The Minister Responds
Today’s National Post includes a letter from BC’s Minister of Economic Development, Colin Hansen, in response to my TILMA op-ed. It is great that the Post has facilitated some debate on this important issue and that the Government of BC feels compelled to participate in this debate.
The fundamental point of disagreement is whether TILMA applies to all regulations (but specified exceptions) that allegedly “impair trade, investment or labour mobility” or whether it applies only to regulations that discriminate based on province of origin. My op-ed indicates:
Rather than simply preventing measures that are discriminatory against businesses in other provinces, TILMA purports to “eliminate barriers that restrict or impair trade, investment or labour mobility.” The problem is that almost everything that governments do influences investment opportunities and could be challenged.
Hansen writes:
. . . he is simply wrong when he says that “almost everything that governments do influences investment opportunities and could be challenged.” TILMA does not restrict governments from regulating, but such regulations must be non-discriminatory.
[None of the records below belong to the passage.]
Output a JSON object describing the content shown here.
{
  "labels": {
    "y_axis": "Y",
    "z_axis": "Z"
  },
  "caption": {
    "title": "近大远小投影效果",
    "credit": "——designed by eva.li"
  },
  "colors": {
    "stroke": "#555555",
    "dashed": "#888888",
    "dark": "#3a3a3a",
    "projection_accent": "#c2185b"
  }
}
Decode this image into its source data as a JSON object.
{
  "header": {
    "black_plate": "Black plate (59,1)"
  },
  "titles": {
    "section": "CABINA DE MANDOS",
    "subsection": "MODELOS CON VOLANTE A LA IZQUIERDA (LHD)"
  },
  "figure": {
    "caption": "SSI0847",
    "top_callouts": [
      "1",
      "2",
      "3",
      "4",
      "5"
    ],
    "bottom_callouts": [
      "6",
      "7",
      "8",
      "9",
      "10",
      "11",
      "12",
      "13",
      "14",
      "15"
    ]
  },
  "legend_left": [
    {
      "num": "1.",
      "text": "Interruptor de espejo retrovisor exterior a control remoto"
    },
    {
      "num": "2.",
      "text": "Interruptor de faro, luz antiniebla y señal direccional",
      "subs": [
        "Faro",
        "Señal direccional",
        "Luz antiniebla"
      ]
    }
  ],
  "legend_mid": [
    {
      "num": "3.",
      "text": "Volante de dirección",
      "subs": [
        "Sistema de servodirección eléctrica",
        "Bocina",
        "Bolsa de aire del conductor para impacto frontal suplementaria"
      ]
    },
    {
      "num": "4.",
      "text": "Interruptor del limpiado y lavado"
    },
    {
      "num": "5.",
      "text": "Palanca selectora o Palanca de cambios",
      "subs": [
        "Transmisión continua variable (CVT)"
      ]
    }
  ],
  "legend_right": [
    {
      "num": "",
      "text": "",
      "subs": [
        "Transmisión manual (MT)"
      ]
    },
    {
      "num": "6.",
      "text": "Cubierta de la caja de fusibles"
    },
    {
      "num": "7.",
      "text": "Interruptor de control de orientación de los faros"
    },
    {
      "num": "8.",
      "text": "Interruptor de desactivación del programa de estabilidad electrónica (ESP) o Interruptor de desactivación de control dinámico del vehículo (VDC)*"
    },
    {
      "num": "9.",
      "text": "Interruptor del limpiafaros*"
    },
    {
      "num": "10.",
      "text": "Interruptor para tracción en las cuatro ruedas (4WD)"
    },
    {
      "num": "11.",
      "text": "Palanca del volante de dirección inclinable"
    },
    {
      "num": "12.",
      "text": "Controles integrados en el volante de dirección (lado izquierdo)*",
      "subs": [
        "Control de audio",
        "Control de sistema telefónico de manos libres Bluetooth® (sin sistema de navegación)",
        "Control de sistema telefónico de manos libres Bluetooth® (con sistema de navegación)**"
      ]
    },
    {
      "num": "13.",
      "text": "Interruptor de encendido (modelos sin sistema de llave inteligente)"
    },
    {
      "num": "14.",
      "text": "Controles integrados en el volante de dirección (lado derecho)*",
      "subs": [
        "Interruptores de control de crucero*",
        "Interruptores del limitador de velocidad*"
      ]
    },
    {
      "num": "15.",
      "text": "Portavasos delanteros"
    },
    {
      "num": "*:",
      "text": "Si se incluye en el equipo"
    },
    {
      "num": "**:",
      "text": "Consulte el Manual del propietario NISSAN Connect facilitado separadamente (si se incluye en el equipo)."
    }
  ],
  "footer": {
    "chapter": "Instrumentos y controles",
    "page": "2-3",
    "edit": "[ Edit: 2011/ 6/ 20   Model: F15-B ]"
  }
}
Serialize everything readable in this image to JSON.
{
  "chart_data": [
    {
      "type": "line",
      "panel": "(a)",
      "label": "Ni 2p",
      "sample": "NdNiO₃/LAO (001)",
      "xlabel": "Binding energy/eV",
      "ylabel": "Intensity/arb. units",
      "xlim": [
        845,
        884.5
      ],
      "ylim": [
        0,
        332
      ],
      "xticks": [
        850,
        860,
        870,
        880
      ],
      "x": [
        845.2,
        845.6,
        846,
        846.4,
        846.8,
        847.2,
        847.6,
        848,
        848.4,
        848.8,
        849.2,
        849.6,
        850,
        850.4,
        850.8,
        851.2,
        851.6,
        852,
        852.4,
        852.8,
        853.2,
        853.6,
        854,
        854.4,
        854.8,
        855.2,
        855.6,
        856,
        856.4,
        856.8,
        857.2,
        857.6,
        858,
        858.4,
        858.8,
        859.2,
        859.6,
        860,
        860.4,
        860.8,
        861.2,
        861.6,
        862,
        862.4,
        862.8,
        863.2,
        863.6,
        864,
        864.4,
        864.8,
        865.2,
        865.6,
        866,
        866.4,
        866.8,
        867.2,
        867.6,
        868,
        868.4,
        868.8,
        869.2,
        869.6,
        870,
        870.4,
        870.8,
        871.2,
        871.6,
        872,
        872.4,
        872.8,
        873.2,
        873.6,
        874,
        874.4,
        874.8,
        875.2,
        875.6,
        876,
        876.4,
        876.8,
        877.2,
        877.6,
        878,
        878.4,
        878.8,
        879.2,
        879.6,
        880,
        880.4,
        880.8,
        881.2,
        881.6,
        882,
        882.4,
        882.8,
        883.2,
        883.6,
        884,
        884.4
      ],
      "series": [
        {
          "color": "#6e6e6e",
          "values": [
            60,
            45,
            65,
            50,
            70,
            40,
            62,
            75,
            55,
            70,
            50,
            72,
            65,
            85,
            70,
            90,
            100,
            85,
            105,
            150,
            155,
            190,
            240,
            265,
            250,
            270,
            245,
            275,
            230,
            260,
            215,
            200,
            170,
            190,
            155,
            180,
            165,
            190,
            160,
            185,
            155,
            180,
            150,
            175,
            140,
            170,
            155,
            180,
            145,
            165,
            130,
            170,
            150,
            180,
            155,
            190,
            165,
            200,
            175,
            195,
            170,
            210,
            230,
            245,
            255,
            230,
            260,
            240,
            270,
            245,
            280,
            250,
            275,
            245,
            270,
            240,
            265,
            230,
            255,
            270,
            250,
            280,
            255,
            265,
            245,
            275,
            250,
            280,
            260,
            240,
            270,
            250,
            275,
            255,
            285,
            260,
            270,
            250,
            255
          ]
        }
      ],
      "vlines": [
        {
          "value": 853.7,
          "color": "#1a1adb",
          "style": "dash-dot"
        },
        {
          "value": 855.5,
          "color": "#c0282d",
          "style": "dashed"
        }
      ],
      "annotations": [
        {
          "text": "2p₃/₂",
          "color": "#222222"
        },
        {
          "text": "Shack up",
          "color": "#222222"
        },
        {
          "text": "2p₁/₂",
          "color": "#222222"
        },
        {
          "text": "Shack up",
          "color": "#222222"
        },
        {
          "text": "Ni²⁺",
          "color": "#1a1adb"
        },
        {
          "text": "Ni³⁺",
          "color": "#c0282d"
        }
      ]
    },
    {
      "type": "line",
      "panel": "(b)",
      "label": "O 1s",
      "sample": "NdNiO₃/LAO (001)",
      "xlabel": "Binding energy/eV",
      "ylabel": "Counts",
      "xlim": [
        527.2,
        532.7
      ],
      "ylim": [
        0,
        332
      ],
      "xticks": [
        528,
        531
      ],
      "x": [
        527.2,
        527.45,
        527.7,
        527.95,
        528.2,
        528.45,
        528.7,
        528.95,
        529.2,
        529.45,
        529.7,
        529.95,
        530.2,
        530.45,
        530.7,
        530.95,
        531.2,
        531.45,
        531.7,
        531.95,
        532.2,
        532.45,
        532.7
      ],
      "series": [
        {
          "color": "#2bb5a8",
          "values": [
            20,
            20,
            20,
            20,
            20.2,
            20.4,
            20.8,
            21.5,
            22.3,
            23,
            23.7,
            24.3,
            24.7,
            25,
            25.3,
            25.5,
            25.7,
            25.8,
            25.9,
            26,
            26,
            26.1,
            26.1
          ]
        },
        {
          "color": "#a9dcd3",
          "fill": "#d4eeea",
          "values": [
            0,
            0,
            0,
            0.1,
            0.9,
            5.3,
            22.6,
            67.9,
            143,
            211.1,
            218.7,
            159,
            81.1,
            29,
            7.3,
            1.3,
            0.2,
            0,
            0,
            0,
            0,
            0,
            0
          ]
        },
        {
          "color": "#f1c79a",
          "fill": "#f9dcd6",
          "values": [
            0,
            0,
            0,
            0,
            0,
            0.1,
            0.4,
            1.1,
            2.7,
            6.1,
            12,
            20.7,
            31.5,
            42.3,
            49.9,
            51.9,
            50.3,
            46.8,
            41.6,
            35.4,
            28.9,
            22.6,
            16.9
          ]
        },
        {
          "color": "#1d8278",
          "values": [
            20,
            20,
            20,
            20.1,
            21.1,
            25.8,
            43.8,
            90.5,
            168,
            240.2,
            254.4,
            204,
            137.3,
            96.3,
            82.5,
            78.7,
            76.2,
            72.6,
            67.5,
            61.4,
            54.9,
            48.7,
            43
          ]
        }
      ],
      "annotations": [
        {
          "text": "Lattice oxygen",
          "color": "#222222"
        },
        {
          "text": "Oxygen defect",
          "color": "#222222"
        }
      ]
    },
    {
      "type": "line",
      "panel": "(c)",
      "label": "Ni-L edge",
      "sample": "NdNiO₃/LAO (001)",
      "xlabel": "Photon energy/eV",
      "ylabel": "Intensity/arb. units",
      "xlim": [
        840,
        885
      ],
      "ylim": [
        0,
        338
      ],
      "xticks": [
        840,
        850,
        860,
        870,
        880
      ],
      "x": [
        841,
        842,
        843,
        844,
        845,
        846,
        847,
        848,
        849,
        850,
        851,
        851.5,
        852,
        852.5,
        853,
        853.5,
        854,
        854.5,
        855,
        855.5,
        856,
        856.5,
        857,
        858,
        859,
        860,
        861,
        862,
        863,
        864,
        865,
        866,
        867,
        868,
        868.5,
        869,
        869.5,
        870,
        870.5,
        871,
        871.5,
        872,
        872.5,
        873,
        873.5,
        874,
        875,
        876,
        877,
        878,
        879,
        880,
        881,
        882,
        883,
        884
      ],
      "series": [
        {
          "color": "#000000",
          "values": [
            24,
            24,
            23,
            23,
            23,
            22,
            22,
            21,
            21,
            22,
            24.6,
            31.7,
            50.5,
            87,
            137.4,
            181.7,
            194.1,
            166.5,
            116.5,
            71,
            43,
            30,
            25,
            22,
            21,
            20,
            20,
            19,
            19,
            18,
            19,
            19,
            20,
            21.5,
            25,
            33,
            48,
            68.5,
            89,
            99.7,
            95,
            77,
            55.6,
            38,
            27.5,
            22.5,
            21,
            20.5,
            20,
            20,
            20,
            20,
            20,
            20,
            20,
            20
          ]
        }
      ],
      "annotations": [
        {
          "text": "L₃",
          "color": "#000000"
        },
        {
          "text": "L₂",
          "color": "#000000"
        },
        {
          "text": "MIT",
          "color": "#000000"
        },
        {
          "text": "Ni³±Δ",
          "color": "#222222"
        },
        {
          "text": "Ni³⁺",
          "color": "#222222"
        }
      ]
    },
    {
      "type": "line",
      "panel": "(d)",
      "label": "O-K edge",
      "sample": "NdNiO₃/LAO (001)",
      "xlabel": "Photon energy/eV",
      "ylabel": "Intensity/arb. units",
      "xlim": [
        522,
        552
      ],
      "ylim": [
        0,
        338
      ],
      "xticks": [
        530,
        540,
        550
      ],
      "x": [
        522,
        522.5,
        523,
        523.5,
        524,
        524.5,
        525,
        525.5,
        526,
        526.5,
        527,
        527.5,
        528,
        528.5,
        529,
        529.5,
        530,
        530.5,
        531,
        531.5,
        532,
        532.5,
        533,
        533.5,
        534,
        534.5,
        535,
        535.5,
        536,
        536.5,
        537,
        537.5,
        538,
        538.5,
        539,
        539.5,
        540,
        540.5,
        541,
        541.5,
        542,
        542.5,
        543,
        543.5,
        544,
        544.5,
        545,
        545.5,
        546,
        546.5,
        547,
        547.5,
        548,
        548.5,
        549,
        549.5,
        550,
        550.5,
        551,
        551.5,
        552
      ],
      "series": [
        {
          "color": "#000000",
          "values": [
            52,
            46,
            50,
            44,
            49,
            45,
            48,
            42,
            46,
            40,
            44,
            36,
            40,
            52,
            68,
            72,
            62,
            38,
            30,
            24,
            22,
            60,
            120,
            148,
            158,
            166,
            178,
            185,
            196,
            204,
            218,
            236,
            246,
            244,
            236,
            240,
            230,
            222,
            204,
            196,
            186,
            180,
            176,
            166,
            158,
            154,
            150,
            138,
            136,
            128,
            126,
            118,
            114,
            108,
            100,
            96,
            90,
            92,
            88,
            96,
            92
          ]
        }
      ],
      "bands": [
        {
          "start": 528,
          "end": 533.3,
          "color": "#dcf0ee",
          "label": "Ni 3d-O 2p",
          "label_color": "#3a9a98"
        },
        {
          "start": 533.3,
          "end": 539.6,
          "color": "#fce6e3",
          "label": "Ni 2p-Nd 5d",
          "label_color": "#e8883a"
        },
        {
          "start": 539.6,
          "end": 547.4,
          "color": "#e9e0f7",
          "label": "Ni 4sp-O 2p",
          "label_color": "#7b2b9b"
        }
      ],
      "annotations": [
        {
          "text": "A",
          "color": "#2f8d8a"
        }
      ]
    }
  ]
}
My only response is that, based on the agreement’s text and legal analysis of it, Hansen is simply wrong.
A significant discrepancy exists between Hansen’s pro-TILMA arguments and those of the Post. The Minister’s letter presents TILMA as a forum for further discussion:
Under TILMA, different standards and regulations may continue and there is no requirement to de-regulate. . . . TILMA does not dictate that only the lower standards will be adopted by both governments; standards will be reconciled through consultation.
However, TILMA is a legally-binding document which specifies that, where such attempts at reconciliation fail, provincial governments must simply accept each other’s standards. As the Post’s original editorial quite correctly noted: “Both provinces are now bound to recognize the other’s occupational standards.”
There is obviously nothing wrong with negotiations to reconcile unnecessary differences. (To quote my op-ed, “provinces might reasonably choose to adopt common standards in some areas.”)
The problem is that mandatory mutual recognition in the context of different standards turns the lowest standard in any province into the minimum standard for every province. While the Post embraces this aspect of TILMA, the Minister seems to be backing away from it.
Finally, if TILMA is as benign as Hansen suggests, why has he balked at holding full public consultations on it?
UPDATE (August 20): Joe Kuchta has a good letter in today’s National Post responding to Hansen.
BC municipalities are now raising many of the same concerns, based on their own independent reviews of TILMA. Hansen’s line that it only applies to discriminatory measures is incorrect, according to Lidstone’s report for the Greater Vancouver Regional District. He points out that a BC company only need register in Alberta to be able to avail itself of dispute settlement against BC.
What is interesting is that now Hansen can no longer dismiss critics, as complaints are coming from City councils and many public officials not associated with the left.